Paula frunció el ceño al conectarse y ver que el saldo había disminuido mucho más de lo esperado. Entró en la cuenta y dió un grito ahogado.
–¡Lo has conseguido!
Miró a Pedro, que estaba tumbado en el sofá, enfrente de ella, con los pies levantados y el ordenador portátil en el regazo. Parecía divertido.
–Entré anoche. Has tardado en darte cuenta.
–No he tenido la oportunidad –replicó ella.
Habían estado todo el día en la sabana, luego se habían dado un baño en la piscina, habían cenado y solo habían encendido el ordenador unos minutos antes. Cerró el suyo y lo dejó a un lado.
–No sé si darte la enhorabuena.
Él arqueó ligeramente las cejas, como si su logro no le pareciese tan importante.

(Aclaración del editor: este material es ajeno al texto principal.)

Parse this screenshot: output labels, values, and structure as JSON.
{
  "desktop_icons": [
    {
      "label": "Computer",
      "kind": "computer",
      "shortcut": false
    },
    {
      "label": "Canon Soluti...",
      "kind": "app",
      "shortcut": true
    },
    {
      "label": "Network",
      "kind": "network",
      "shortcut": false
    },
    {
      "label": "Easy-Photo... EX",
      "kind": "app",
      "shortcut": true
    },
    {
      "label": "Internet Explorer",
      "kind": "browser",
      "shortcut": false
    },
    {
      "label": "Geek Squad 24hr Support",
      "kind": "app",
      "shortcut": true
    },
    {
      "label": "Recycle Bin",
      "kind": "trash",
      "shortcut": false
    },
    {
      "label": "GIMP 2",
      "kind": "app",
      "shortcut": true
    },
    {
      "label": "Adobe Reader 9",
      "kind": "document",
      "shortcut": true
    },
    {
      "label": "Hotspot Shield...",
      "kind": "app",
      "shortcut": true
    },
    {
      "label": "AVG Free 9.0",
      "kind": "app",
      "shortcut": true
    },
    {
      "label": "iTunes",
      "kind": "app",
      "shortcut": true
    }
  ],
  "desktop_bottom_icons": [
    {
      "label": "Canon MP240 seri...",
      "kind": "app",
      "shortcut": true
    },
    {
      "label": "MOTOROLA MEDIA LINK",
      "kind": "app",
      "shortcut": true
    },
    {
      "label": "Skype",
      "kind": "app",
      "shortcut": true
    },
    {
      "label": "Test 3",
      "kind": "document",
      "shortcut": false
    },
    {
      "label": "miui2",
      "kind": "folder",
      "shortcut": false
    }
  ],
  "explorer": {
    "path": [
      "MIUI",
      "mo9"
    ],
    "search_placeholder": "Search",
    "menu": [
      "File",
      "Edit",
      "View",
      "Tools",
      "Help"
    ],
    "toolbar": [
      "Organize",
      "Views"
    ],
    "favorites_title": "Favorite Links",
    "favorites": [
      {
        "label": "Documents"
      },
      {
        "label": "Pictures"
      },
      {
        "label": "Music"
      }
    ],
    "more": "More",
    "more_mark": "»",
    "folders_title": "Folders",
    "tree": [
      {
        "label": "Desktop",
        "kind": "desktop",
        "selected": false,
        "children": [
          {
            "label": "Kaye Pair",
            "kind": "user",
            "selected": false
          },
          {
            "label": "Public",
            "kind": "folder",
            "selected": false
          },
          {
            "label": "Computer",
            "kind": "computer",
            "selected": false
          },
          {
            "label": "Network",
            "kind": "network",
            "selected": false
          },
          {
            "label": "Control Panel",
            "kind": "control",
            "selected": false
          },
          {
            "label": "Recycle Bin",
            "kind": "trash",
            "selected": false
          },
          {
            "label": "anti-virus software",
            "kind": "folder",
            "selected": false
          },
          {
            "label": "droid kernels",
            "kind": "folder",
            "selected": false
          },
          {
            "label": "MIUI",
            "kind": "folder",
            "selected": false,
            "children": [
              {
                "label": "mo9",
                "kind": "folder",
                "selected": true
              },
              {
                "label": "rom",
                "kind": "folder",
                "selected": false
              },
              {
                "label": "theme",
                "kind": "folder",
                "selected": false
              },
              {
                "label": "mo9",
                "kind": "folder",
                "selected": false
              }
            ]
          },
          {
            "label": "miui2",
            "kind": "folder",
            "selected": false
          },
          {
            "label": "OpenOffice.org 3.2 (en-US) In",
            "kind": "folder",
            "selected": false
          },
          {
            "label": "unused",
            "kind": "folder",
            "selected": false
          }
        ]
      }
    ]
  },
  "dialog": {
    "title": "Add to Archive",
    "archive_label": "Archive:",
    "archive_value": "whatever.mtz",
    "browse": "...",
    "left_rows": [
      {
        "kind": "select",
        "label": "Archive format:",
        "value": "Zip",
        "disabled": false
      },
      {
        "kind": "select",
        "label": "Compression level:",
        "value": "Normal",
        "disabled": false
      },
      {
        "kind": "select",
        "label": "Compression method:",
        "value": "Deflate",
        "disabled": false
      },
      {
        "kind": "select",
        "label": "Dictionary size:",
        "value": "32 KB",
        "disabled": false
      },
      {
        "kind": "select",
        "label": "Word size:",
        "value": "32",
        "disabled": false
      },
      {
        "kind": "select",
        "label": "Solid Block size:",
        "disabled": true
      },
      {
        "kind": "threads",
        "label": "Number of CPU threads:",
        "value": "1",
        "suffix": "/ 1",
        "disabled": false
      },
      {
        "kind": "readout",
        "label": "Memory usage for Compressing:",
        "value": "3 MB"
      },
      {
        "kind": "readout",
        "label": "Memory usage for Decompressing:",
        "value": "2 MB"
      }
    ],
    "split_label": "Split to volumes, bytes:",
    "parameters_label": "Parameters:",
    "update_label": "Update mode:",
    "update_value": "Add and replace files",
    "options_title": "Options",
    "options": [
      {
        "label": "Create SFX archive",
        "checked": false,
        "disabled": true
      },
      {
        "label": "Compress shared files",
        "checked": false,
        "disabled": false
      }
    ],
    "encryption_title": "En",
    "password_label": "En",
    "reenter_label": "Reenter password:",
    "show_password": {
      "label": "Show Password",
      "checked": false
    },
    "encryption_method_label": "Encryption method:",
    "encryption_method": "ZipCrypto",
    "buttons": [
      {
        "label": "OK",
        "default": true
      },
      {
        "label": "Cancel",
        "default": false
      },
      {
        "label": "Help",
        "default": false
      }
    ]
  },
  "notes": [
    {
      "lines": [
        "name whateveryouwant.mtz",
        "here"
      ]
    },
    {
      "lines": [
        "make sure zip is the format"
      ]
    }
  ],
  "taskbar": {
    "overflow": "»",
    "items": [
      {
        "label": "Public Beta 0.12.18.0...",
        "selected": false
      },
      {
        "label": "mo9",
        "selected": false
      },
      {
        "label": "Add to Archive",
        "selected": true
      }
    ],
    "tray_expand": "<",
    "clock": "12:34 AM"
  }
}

Teniendo en cuenta su modo de vida, Paula había pensado que lo conseguiría mucho antes, pero le gustaba ver que podía estar a su nivel como contrincante.
–¿Y ahora, qué? –añadió.
Pedro ya era, de los dos, quien tenía todo el poder. Incluso la supremacía sexual. Daba igual si estaban medio desnudos en la piscina, practicando tai chi el uno al lado del otro o así sentados. A él no parecía afectarle su presencia mientras que Paula vivía en un constante estado de tensión. Su olor, el calor de su cuerpo, su risa, todo le hacía desear más. Y no dejaba de recordarse que el consentimiento iba en ambas direcciones.
–Acércate y cuéntame que está pasando aquí –le pidió Pedro, señalando la pantalla con la cabeza.
Ella se acercó.
–Ah. No estaba de acuerdo con Sara en esto, pero hacía mucho tiempo que tenía relación con esa empresa.
Estuvieron media hora hablando del tema y después realizaron varias transacciones. La tolerancia al riesgo de Pedro era más alta que la de Sara, lo que hizo que Paula se pusiese a la defensiva con respecto a las decisiones que había tomado en el pasado. Pedro observó los labios de Paula mientras hablaba, lo que la distrajo. Estaban pasando cada minuto del día juntos. Al fin y al cabo, de aquello se trataba una luna de miel, pero las parejas casadas solían calmar aquella tensión con sexo. Y ella lo deseaba tanto que le costaba concentrarse par responder a las preguntas de él. Paula se sentó y apoyó las manos en el regazo, dobló las piernas y se colocó enfrente de él.
–Necesito saberlo, Pedro. ¿Me vas a bloquear? Te aseguro que me gusta mucho mi trabajo.
–Lo sé –le respondió él en tono burlón–. Tengo directivos que no reflexionan sus decisiones tanto como tú. Y yo no puedo ocuparme de todo durante mucho más tiempo. No es práctico.
–¿Me estás despidiendo?
–Considérate avisada. Sigue haciendo lo que hacías por el momento, pero comparte todas tus decisiones conmigo. Empezaré a desglosar todo esto y a repartir el trabajo cuando estemos de vuelta en Nueva York y pueda reunirme con mi gente.
–¡Pero si acabas de decir que a mí se me da bien!
–No, he dicho que eres exhaustiva y cuidadosa, pero has estado haciendo micro gestión, lo que también tiene sus inconvenientes.
–¿Me vas a despedir porque me implico? ¿Qué voy a hacer si no hago eso?
–¿Dedicarte a ser mi esposa?
–Ja, ja. Tú no quieres una esposa. O no a mí, en todo caso. ¿Por eso quieres relevarme de ese cargo también? –le preguntó, entendiendo de repente el motivo por el que Pedro la había rechazado al saber que no quería tener hijos–. ¿Porque me implico demasiado?
–Sí.
Paula se sintió fatal, pero no quiso que Pedro se lo notase. Se sentó recta y se abrazó las rodillas, e intentó pensar.
–Paula –le dijo él, suspirando y dándole un suave codazo–. Me importas lo suficiente para querer cuidar de tí. No te preocupes por si estás trabajando o no.
–Yo quiero cuidar de mí misma –murmuró ella, golpeando el suelo con los pies–. Por supuesto que me preocupo.
–¿Adónde vas? –le preguntó Pedro, al verla avanzar hacia la puerta.
–A donde van las esposas cuando sus maridos les dicen que dejen el trabajo para quedarse en casa, a gastarse su dinero en la tienda más cercana.
–Como vuelvas vestida con un estampado de cebra, me divorciaré inmediatamente.
–Entonces, ya sé qué comprar –le contestó ella, cerrando la puerta.